Re: Scientism: a killer meme

Lloyd Robertson (
Fri, 09 Apr 1999 10:50:16 -0600

Message-Id: <>
Date: Fri, 09 Apr 1999 10:50:16 -0600
From: Lloyd Robertson <>
Subject: Re: Scientism: a killer meme
In-Reply-To: <>

At 09:20 PM 08/04/99 +0100, Chris Lees wrote:
>You can conclude whatever you will. I don't accept that zen is religion,
>quasi-religion or ideology. Some people will say that it is a religion,
and it
>is certainly a child of Buddhism and Taoism, which some people classify as
>Others view zen as philosophy. Both 'religion' and 'philosophy' are
>western cultural terms, loaded with assumptions and prejudices. I think
that zen
>is unique, because it defies both those categories.

Curious. I recall a 1960s Zen master, Allan Watts, who wrote that
"enlightenment", which he also called "cosmic consciousness" was attainable
thru either disciplined meditation or a judicious use of psychedelic drugs.
If this was all there was to Zen then I would agree with you, that Zen is
not a religion, quasi-religion or ideology. But I suspect that Zen is much
more than that, that it entails a particular world-view and belief system
that, while it mutated in the traditional Japanese cultural environment, is
still traceable back to it's Buddhist roots. It involves a belief in such
things as reincarnation and in revealed knowledge which is obtained in the
process leading to "enlightenment". Yet you claim that Zen defies

What is doubly curious is that you also claim that "scientism" is a
"religion, quasi-religion or ideology". Yet there is no body of people who
proclaim "Yes, I am a believer or practicioner in scientism". There is no
single set of beliefs that defines a follower of this "scientism". Instead,
you claim to be able to spot a "scientism" believer by their competency
and their rigidity of thinking, to wit: they are "mediocre technicians" who
are closed minded about "parapsychology, homeopathy, astrology and telepathy".

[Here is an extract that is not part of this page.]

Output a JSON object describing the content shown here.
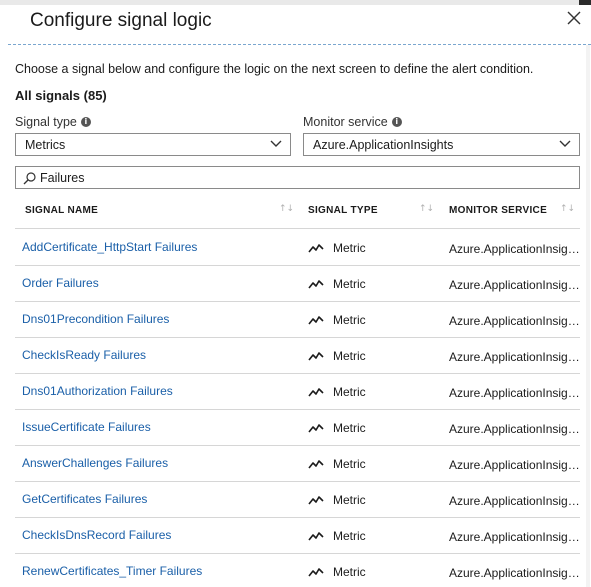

I suspect that you are having difficulty understanding this point because
your mind has been immersed in a memeplex associated with Zen. Zen
replicates itself, partly, thru a self-mystification process whereby it
claims to "defy catagorization". Those whose selves are within this
memeplex have difficulty interpreting the words of outsiders with
objectivity. There is, as a result, a tendency to view a particular group
of these outsiders as followers of "scientism" which is defined as a
"religion, quasi-religion or ideology". In short, it is just a killer meme
which some memeplexes have found useful in their own self-replication.